Why the Civil Services Exam Specifically Demands Mentorship
The UPSC exam is unusual among competitive exams in that it does not reward raw content knowledge the way, say, an engineering entrance exam does. Prelims demands precision and the ability to eliminate wrong options under uncertainty. Mains demands structured, examiner-friendly writing within a strict word and time limit. The interview demands a coherent, honest articulation of who the candidate is. None of these skills are taught in school or college. They are built through repeated practice and correction, and correction is exactly where most self-preparing aspirants fall short, because nobody is reading their answers and telling them what is missing.
This is also why a test series alone, without a mentor attached to it, rarely moves the needle. A test gives a score. A mentor explains why the score is what it is, and what to do about it before the next test.
What a Genuine Mentorship Program Should Include
A mentorship program worth the name covers more ground than a single advisor offering occasional pep talks. At minimum, it needs a structured timeline that maps the eighteen-odd months of preparation against the actual exam calendar, so that revision, mock tests, and current affairs consolidation are not left to chance. It needs regular, individual evaluation of answer scripts and essays, with feedback specific enough that the aspirant knows exactly what to fix, rather than generic comments such as "improve structure."
It also needs a small mentor-to-student ratio. Mentorship breaks down the moment one mentor is responsible for sixty or eighty aspirants, because the feedback becomes generic and the relationship becomes transactional. Continuity matters as well: a mentor who has tracked a student's answers since month two understands their writing patterns far better than someone reading a script for the first time in month fourteen. And finally, it needs honesty about an aspirant's actual standing, including the uncomfortable parts, whether their optional choice is working, whether their writing speed is mains-ready, and whether they need to slow down and consolidate rather than chase new material.
Where Amigos IAS Academy Fits Into This
Amigos IAS Academy, based in Hyderabad, has built its mentorship structure around exactly these gaps. Rather than treating mentorship as an add-on to the test series, the academy runs a three-level mentorship program timed to the full Civil Services Examination preparation cycle, from the foundation months through the final stretch before mains and interview. Aspirants are grouped into small mentor-mentee pods rather than left in large, undifferentiated batches, which keeps feedback personal instead of templated.
The institute's test series itself is built on the same logic of structure over volume, a planned sequence of tests spread across the syllabus rather than a randomly timed stack of papers, so that an aspirant always knows what stage of preparation a given test is meant to assess. Evaluation goes beyond a score sheet; model answers and detailed feedback accompany every test, which is precisely the kind of correction loop that self-preparing aspirants struggle to build on their own.

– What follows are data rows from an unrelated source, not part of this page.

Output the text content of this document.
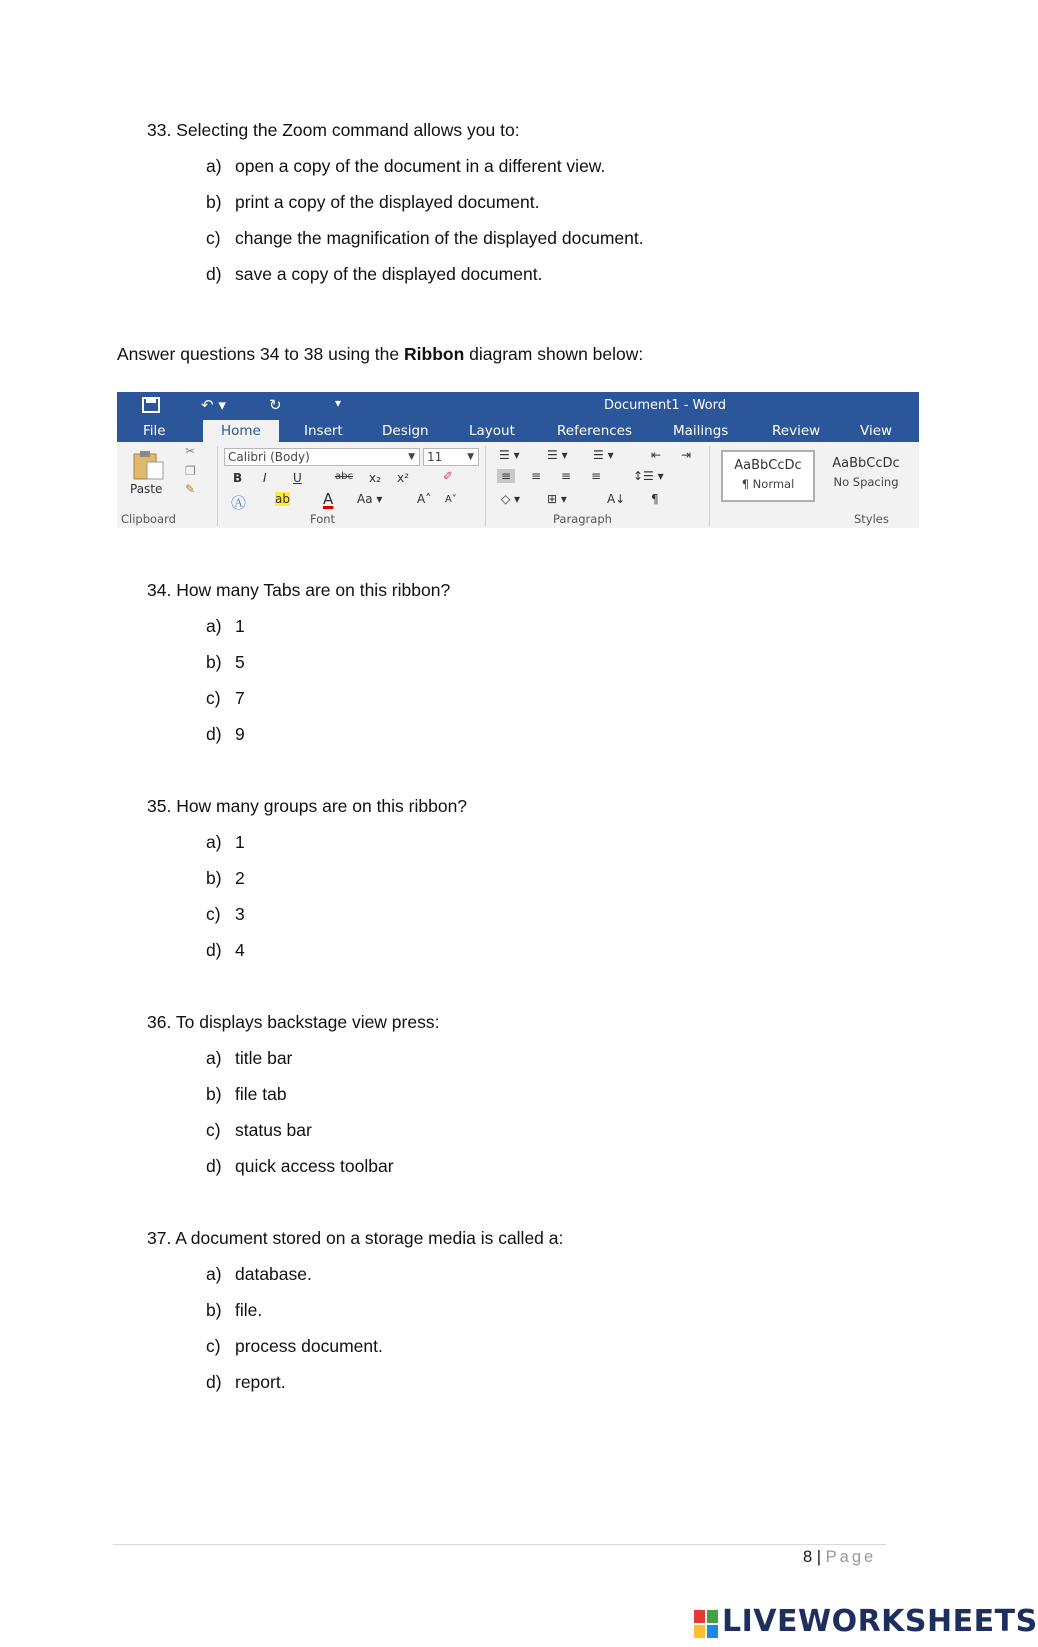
33. Selecting the Zoom command allows you to:
a) open a copy of the document in a different view.
b) print a copy of the displayed document.
c) change the magnification of the displayed document.
d) save a copy of the displayed document.
Answer questions 34 to 38 using the Ribbon diagram shown below:
↶ ▾	↻	▾	Document1 - Word
File	Home	Insert	Design	Layout	References	Mailings	Review	View
Paste
✂
❐
✎
Clipboard
Calibri (Body)	▼	11	▼
B I U	abc x₂ x²	✐
Ⓐ ab A Aa ▾	A˄ A˅
Font
☰ ▾ ☰ ▾ ☰ ▾	⇤ ⇥
≡	≡ ≡ ≡	↕☰ ▾
◇ ▾ ⊞ ▾	A↓ ¶
Paragraph
AaBbCcDc
¶ Normal
AaBbCcDc
No Spacing
Styles
34. How many Tabs are on this ribbon?
a) 1
b) 5
c) 7
d) 9
35. How many groups are on this ribbon?
a) 1
b) 2
c) 3
d) 4
36. To displays backstage view press:
a) title bar
b) file tab
c) status bar
d) quick access toolbar
37. A document stored on a storage media is called a:
a) database.
b) file.
c) process document.
d) report.
8 | Page
LIVEWORKSHEETS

What distinguishes Amigos IAS from coaching centres that treat mentorship as a marketing line is that the mentorship infrastructure is built into the institute's actual operations: defined rubrics for evaluation, a clear week-by-week schedule for mentors and mentees to follow, and content systems designed specifically to keep current affairs and answer writing practice current rather than static. This is less glamorous than a celebrity faculty photo on a hoarding, but it is the part of preparation that actually determines results.
The Real Argument for Mentorship
UPSC preparation is long, and the syllabus is wide enough that almost any topic can be justified as important. Left alone, an aspirant will eventually cover most of the syllabus, but often two or three attempts too late, after learning through trial and error what a good mentor could have told them on day one. The value of an institute like Amigos IAS is not that it teaches polity or economy better than a textbook can. It is that it shortens the distance between an aspirant's current effort and their best possible effort, attempt after attempt, through structured and personal mentorship rather than guesswork.
For an aspirant deciding where to prepare, that is the question worth asking of any institute: not how many hours of lectures they offer, but how closely someone will actually track your progress and tell you the truth about it.